И я решил: лучше в прямом, чтобы косить можно было.
Ты спрашиваешь меня, почему я так долго молчал — а молчал я по причине неясности: что мне делать после госпиталя — домой возвращаться или какого другого пути искать? Без всякой доброты напиши, чтобы я никому потом не был в тягость. Лучше всё сразу выложи.
Поцелуй от меня Ниночку и Костю. Большие теперь, наверно, стали? Поклон также деду Захару и всем родным и знакомым…
С уважением и любовью твой муж Семён».
Потом дядя Сеня попросил:
— Дай сюда!
Взял написанный тетрадный лист, долго держал его в руках: то ли читал, то ли о чём-то думал. Посмотрел на меня с сомнением.

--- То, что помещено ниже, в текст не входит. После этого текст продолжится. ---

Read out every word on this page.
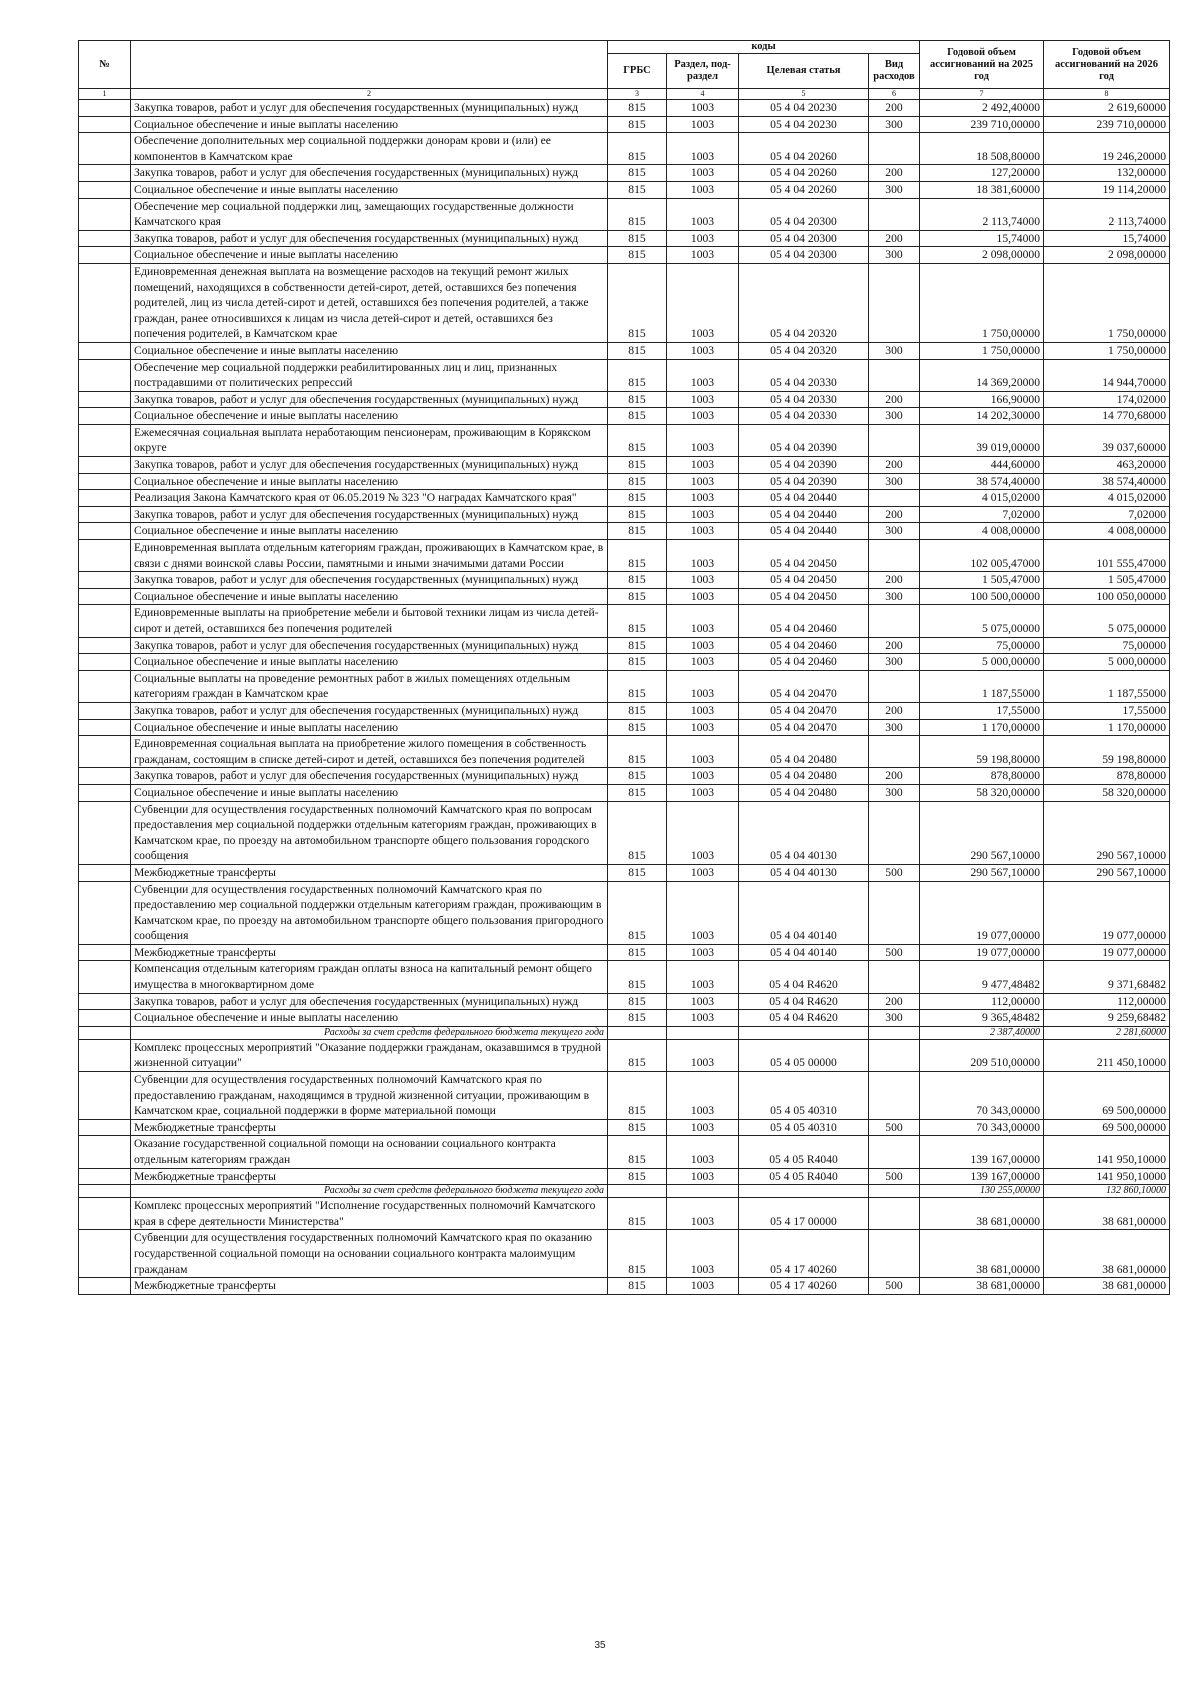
№		коды				Годовой объем ассигнований на 2025 год	Годовой объем ассигнований на 2026 год
		ГРБС	Раздел, под-раздел	Целевая статья	Вид расходов		
1	2	3	4	5	6	7	8
	Закупка товаров, работ и услуг для обеспечения государственных (муниципальных) нужд	815	1003	05 4 04 20230	200	2 492,40000	2 619,60000
	Социальное обеспечение и иные выплаты населению	815	1003	05 4 04 20230	300	239 710,00000	239 710,00000
	Обеспечение дополнительных мер социальной поддержки донорам крови и (или) ее компонентов в Камчатском крае	815	1003	05 4 04 20260		18 508,80000	19 246,20000
	Закупка товаров, работ и услуг для обеспечения государственных (муниципальных) нужд	815	1003	05 4 04 20260	200	127,20000	132,00000
	Социальное обеспечение и иные выплаты населению	815	1003	05 4 04 20260	300	18 381,60000	19 114,20000
	Обеспечение мер социальной поддержки лиц, замещающих государственные должности Камчатского края	815	1003	05 4 04 20300		2 113,74000	2 113,74000
	Закупка товаров, работ и услуг для обеспечения государственных (муниципальных) нужд	815	1003	05 4 04 20300	200	15,74000	15,74000
	Социальное обеспечение и иные выплаты населению	815	1003	05 4 04 20300	300	2 098,00000	2 098,00000
	Единовременная денежная выплата на возмещение расходов на текущий ремонт жилых помещений, находящихся в собственности детей-сирот, детей, оставшихся без попечения родителей, лиц из числа детей-сирот и детей, оставшихся без попечения родителей, а также граждан, ранее относившихся к лицам из числа детей-сирот и детей, оставшихся без попечения родителей, в Камчатском крае	815	1003	05 4 04 20320		1 750,00000	1 750,00000
	Социальное обеспечение и иные выплаты населению	815	1003	05 4 04 20320	300	1 750,00000	1 750,00000
	Обеспечение мер социальной поддержки реабилитированных лиц и лиц, признанных пострадавшими от политических репрессий	815	1003	05 4 04 20330		14 369,20000	14 944,70000
	Закупка товаров, работ и услуг для обеспечения государственных (муниципальных) нужд	815	1003	05 4 04 20330	200	166,90000	174,02000
	Социальное обеспечение и иные выплаты населению	815	1003	05 4 04 20330	300	14 202,30000	14 770,68000
	Ежемесячная социальная выплата неработающим пенсионерам, проживающим в Корякском округе	815	1003	05 4 04 20390		39 019,00000	39 037,60000
	Закупка товаров, работ и услуг для обеспечения государственных (муниципальных) нужд	815	1003	05 4 04 20390	200	444,60000	463,20000
	Социальное обеспечение и иные выплаты населению	815	1003	05 4 04 20390	300	38 574,40000	38 574,40000
	Реализация Закона Камчатского края от 06.05.2019 № 323 "О наградах Камчатского края"	815	1003	05 4 04 20440		4 015,02000	4 015,02000
	Закупка товаров, работ и услуг для обеспечения государственных (муниципальных) нужд	815	1003	05 4 04 20440	200	7,02000	7,02000
	Социальное обеспечение и иные выплаты населению	815	1003	05 4 04 20440	300	4 008,00000	4 008,00000
	Единовременная выплата отдельным категориям граждан, проживающих в Камчатском крае, в связи с днями воинской славы России, памятными и иными значимыми датами России	815	1003	05 4 04 20450		102 005,47000	101 555,47000
	Закупка товаров, работ и услуг для обеспечения государственных (муниципальных) нужд	815	1003	05 4 04 20450	200	1 505,47000	1 505,47000
	Социальное обеспечение и иные выплаты населению	815	1003	05 4 04 20450	300	100 500,00000	100 050,00000
	Единовременные выплаты на приобретение мебели и бытовой техники лицам из числа детей-сирот и детей, оставшихся без попечения родителей	815	1003	05 4 04 20460		5 075,00000	5 075,00000
	Закупка товаров, работ и услуг для обеспечения государственных (муниципальных) нужд	815	1003	05 4 04 20460	200	75,00000	75,00000
	Социальное обеспечение и иные выплаты населению	815	1003	05 4 04 20460	300	5 000,00000	5 000,00000
	Социальные выплаты на проведение ремонтных работ в жилых помещениях отдельным категориям граждан в Камчатском крае	815	1003	05 4 04 20470		1 187,55000	1 187,55000
	Закупка товаров, работ и услуг для обеспечения государственных (муниципальных) нужд	815	1003	05 4 04 20470	200	17,55000	17,55000
	Социальное обеспечение и иные выплаты населению	815	1003	05 4 04 20470	300	1 170,00000	1 170,00000
	Единовременная социальная выплата на приобретение жилого помещения в собственность гражданам, состоящим в списке детей-сирот и детей, оставшихся без попечения родителей	815	1003	05 4 04 20480		59 198,80000	59 198,80000
	Закупка товаров, работ и услуг для обеспечения государственных (муниципальных) нужд	815	1003	05 4 04 20480	200	878,80000	878,80000
	Социальное обеспечение и иные выплаты населению	815	1003	05 4 04 20480	300	58 320,00000	58 320,00000
	Субвенции для осуществления государственных полномочий Камчатского края по вопросам предоставления мер социальной поддержки отдельным категориям граждан, проживающих в Камчатском крае, по проезду на автомобильном транспорте общего пользования городского сообщения	815	1003	05 4 04 40130		290 567,10000	290 567,10000
	Межбюджетные трансферты	815	1003	05 4 04 40130	500	290 567,10000	290 567,10000
	Субвенции для осуществления государственных полномочий Камчатского края по предоставлению мер социальной поддержки отдельным категориям граждан, проживающим в Камчатском крае, по проезду на автомобильном транспорте общего пользования пригородного сообщения	815	1003	05 4 04 40140		19 077,00000	19 077,00000
	Межбюджетные трансферты	815	1003	05 4 04 40140	500	19 077,00000	19 077,00000
	Компенсация отдельным категориям граждан оплаты взноса на капитальный ремонт общего имущества в многоквартирном доме	815	1003	05 4 04 R4620		9 477,48482	9 371,68482
	Закупка товаров, работ и услуг для обеспечения государственных (муниципальных) нужд	815	1003	05 4 04 R4620	200	112,00000	112,00000
	Социальное обеспечение и иные выплаты населению	815	1003	05 4 04 R4620	300	9 365,48482	9 259,68482
	Расходы за счет средств федерального бюджета текущего года					2 387,40000	2 281,60000
	Комплекс процессных мероприятий "Оказание поддержки гражданам, оказавшимся в трудной жизненной ситуации"	815	1003	05 4 05 00000		209 510,00000	211 450,10000
	Субвенции для осуществления государственных полномочий Камчатского края по предоставлению гражданам, находящимся в трудной жизненной ситуации, проживающим в Камчатском крае, социальной поддержки в форме материальной помощи	815	1003	05 4 05 40310		70 343,00000	69 500,00000
	Межбюджетные трансферты	815	1003	05 4 05 40310	500	70 343,00000	69 500,00000
	Оказание государственной социальной помощи на основании социального контракта отдельным категориям граждан	815	1003	05 4 05 R4040		139 167,00000	141 950,10000
	Межбюджетные трансферты	815	1003	05 4 05 R4040	500	139 167,00000	141 950,10000
	Расходы за счет средств федерального бюджета текущего года					130 255,00000	132 860,10000
	Комплекс процессных мероприятий "Исполнение государственных полномочий Камчатского края в сфере деятельности Министерства"	815	1003	05 4 17 00000		38 681,00000	38 681,00000
	Субвенции для осуществления государственных полномочий Камчатского края по оказанию государственной социальной помощи на основании социального контракта малоимущим гражданам	815	1003	05 4 17 40260		38 681,00000	38 681,00000
	Межбюджетные трансферты	815	1003	05 4 17 40260	500	38 681,00000	38 681,00000
35
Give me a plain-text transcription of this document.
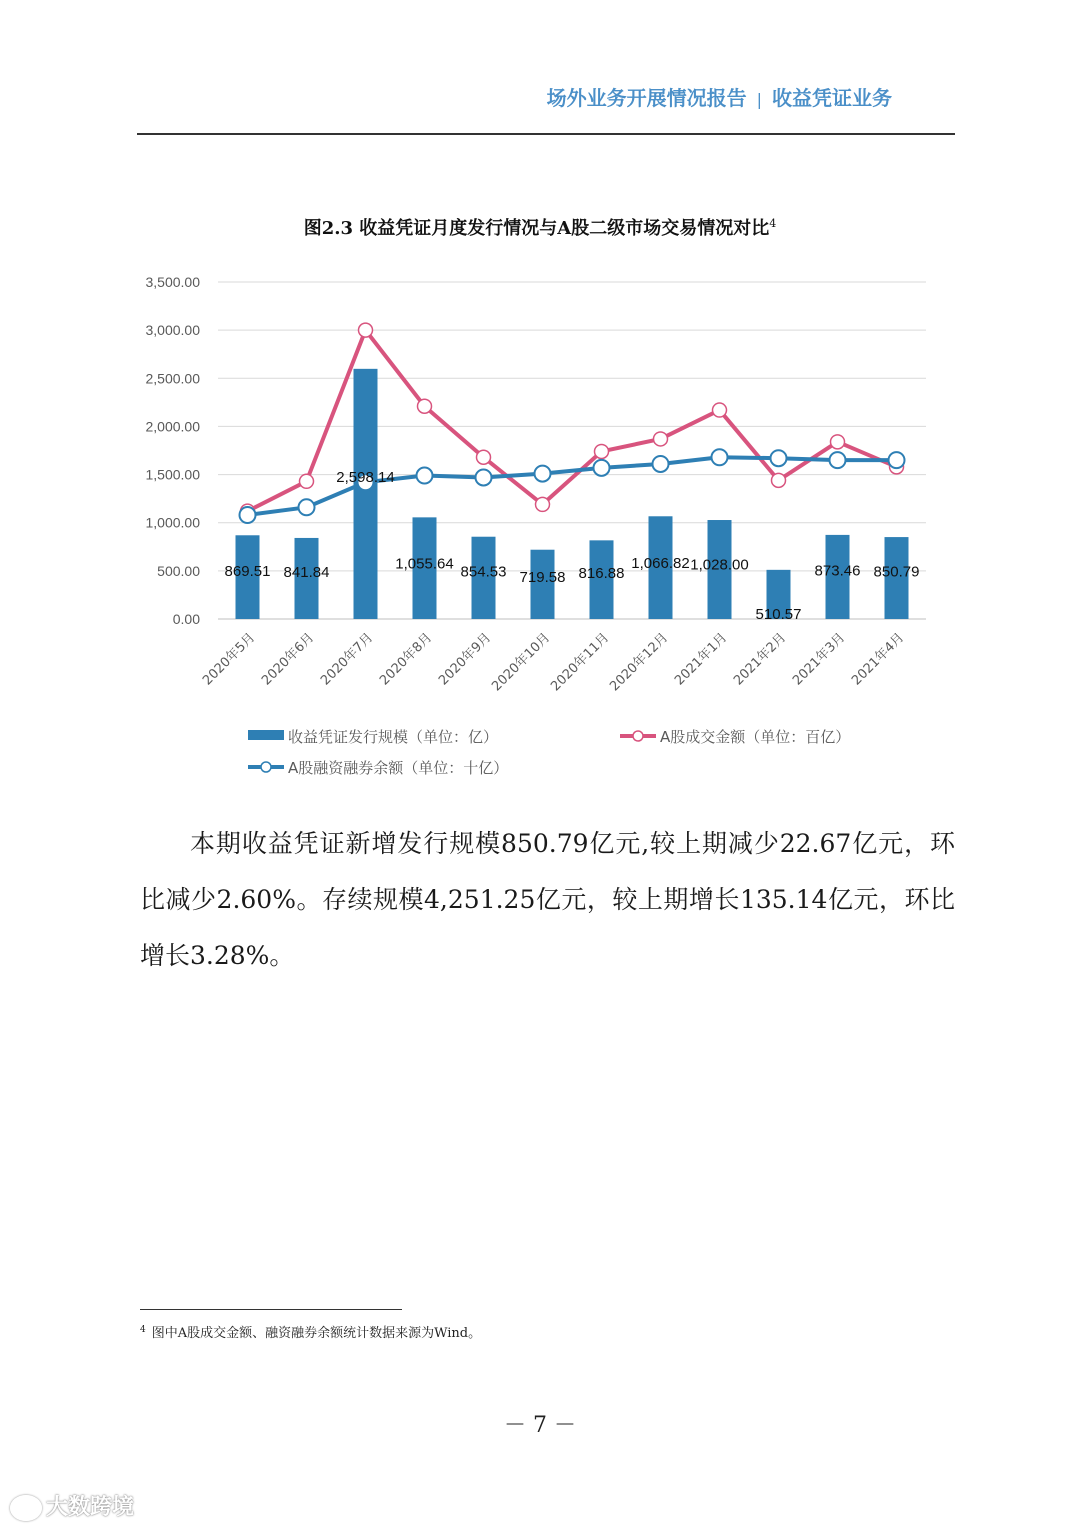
场外业务开展情况报告 | 收益凭证业务
图2.3 收益凭证月度发行情况与A股二级市场交易情况对比$^4$
0.00
500.00
1,000.00
1,500.00
2,000.00
2,500.00
3,000.00
3,500.00
869.51 841.84
2,598.14
1,055.64 854.53 719.58 816.88
1,066.82 1,028.00
510.57
873.46 850.79
2020年5月 2020年6月 2020年7月 2020年8月 2020年9月
2020年10月
2020年11月
2020年12月 2021年1月 2021年2月 2021年3月 2021年4月
收益凭证发行规模（单位：亿）	A股成交金额（单位：百亿）
A股融资融券余额（单位：十亿）

本期收益凭证新增发行规模850.79亿元,较上期减少22.67亿元，环比减少2.60%。存续规模4,251.25亿元，较上期增长135.14亿元，环比增长3.28%。

$^4$ 图中A股成交金额、融资融券余额统计数据来源为Wind。
－ 7 －
大数跨境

— Что-нибудь не так? — забеспокоился я.
(Уж больно не хотелось мне переписывать — Ольга Михайловна в школе с этим надоела.)
— Всё правильно, — вздохнул дядя Сеня и порвал письмо на мелкие кусочки. — Так-то лучше будет…
В ту ночь я слышал, как Нюра сидела у мамы на краю постели и рассказывала про старшую сестру Бахтину:
— Во всё нос суёт… «Поставлю вопрос о пребывании…» Ну и пусть ставит… Не боюсь нисколько… И мне высказалась: «У вас не любовь, а сплошное затмение…» Много она смыслит, старая грымза…
Я повернулся на другой бок, чтобы лучше было слышно. Но ужасно догадливые эти взрослые.
— Тише, — шепнула мама, — Костя, кажется, проснулся.
И Нюра замолчала.
Тогда же произошло ещё одно событие. По правде сказать, меня всё время мучило одно сомнение: «Как же я стану хирургом, если проявляю обыкновенную трусость?» Бывшая учительская не давала мне покоя.
И вот однажды вечером я подошёл к бывшей школе с той стороны, где рос последний тополь. Самое трудное было преодолеть гладкий ствол. Дальше росли ветки. Но я, конечно, взобрался наверх, хотя с головы слетела фуражка.
Стал смотреть в окно. В комнату ввезли на высокой тележке кого-то прикрытого белым. Когда его перекладывали на стол, я увидел его лицо — оно было совсем молодое и похожее на лицо нашего Гриши. Я даже чуть не вскрикнул — сперва подумал, что это он. Но чудес на свете не бывает… И я заставил себя смотреть. И видел всё с самого начала до самого конца. Ни разу не закрыл глаза, хоть были моменты, когда мне становилось страшно…
С тех пор, как только освещались окна операционной, я взбирался на тополь и смотрел. Но никому из ребят я об этом ни словечка…
В госпитальный сад мы попадали всегда одним и тем же путём — знали место, где доска в заборе висела на одном гвозде. Дядю Сеню и Нюру я почти всегда находил в самом конце сада, в зарослях черёмухи, где кто-то поставил скамейку. Однажды здесь я застал Нюру, очень расстроенную. Она шла медленно, но меня почему-то не заметила. Я окликнул её. Она вздрогнула и подняла на меня заплаканные глаза:
— Ты куда?
— К дяде Сене.
Он сидел на своём обычном месте. По его лицу я тоже заметил, что и у него что-то случилось.
— Иди-ка сюда, — позвал он.
В руках у него было письмо и не треугольное, какие он получал из других госпиталей, а в длинном сером конверте.